Un scénario de Martin Fournier

Long-métrage – Fiction – Drame comique

retour aux projets de Martin Fournier

 

Lorsque son père lui demande de l’aider à mettre fin à ses jours, Sophie aimerait pouvoir échanger sa vie, comme on échange un chemisier qui ne s’accorde pas avec le reste de la garde-robe.

 

SYNOPSIS

Viaduc est une comédie.

Une comédie, vraiment ?  Une comédie sur la fin de vie, le « laisser partir », la souffrance ?

Oui. Justement.

Viaduc est l’histoire d’une femme entre deux âges qui se demande si la vie qu’il est en train de vivre est bien la bonne. Une femme qui envisage de rapporter cette vie, pour l’échanger contre une nouvelle, une différente.

Mais ce n’est pas si simple ! Entonne le chœur grec des doubles d’elle-même qui, tels des Jiminy Cricket, se matérialisent autour d’elle pour la critiquer, la rappeler à l’ordre… et lui rendre la vie encore plus difficile.

Une comédie développée autour de l’intrusion de l’imaginaire dans le réel, par un humour un brin grinçant, un brin absurde. Mais un brin seulement.

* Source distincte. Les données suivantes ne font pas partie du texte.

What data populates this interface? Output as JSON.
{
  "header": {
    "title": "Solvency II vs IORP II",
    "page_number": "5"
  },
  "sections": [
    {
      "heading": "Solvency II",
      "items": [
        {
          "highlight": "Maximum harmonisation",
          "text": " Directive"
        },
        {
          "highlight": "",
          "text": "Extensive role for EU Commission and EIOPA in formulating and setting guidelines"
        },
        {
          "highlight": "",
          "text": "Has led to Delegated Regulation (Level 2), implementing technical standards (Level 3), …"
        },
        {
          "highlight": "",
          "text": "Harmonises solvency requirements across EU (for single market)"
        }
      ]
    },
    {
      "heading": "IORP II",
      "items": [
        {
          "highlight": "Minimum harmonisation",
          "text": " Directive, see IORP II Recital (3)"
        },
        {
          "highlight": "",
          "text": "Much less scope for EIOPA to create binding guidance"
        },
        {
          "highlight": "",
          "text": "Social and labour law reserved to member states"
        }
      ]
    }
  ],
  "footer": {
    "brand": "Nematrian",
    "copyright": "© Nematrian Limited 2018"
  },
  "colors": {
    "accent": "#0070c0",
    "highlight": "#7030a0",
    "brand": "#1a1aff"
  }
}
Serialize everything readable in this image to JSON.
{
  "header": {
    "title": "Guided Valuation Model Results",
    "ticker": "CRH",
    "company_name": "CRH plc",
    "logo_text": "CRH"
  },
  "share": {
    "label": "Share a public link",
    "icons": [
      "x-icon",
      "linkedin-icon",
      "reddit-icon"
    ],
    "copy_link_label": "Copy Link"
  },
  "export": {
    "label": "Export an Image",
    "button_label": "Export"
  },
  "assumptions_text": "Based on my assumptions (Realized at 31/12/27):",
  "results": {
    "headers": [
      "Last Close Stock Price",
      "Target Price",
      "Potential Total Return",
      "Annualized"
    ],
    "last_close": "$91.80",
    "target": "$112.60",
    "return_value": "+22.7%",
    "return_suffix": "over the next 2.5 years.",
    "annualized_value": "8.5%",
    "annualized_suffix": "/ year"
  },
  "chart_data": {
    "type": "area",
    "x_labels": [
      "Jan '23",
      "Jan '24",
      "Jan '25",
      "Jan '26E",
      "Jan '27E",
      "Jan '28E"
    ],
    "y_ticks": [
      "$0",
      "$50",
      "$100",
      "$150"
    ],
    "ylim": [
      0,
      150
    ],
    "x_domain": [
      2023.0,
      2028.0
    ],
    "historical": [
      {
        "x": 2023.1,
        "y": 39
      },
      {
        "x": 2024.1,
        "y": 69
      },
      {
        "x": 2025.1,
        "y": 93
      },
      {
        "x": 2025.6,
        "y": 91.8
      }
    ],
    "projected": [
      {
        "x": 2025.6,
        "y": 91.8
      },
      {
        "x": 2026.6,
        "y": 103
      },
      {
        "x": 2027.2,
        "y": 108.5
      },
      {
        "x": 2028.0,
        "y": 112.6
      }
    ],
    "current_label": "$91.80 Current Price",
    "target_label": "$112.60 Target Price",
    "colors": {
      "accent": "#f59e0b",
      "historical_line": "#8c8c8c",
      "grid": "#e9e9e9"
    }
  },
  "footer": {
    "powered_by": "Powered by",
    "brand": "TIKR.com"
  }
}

Derrière ce brin, Viaduc est l’histoire d’une femme désarmée face à la condition humaine, une femme à qui son propre père demande l’impossible : l’aider à en finir avec une vie de souffrance qu’il ne supporte plus.

Une comédie dramatique, alors ? Au sens littéral, oui.

Car Viaduc est avant tout le défi d’aborder le drame sans pathos.

Un pas de côté, du côté de l’humour, pour accéder à la vérité de l’émotion. 


 

 

NB : Ce vidéo pitch a été réalisé pour une version préliminaire du scénario, dans laquelle le protagoniste était un homme.


 

NOTE D’INTENTION

 

L’idée centrale de ce scénario est de parler de la question de la fin de vie du point de vue de la « moitié de vie ».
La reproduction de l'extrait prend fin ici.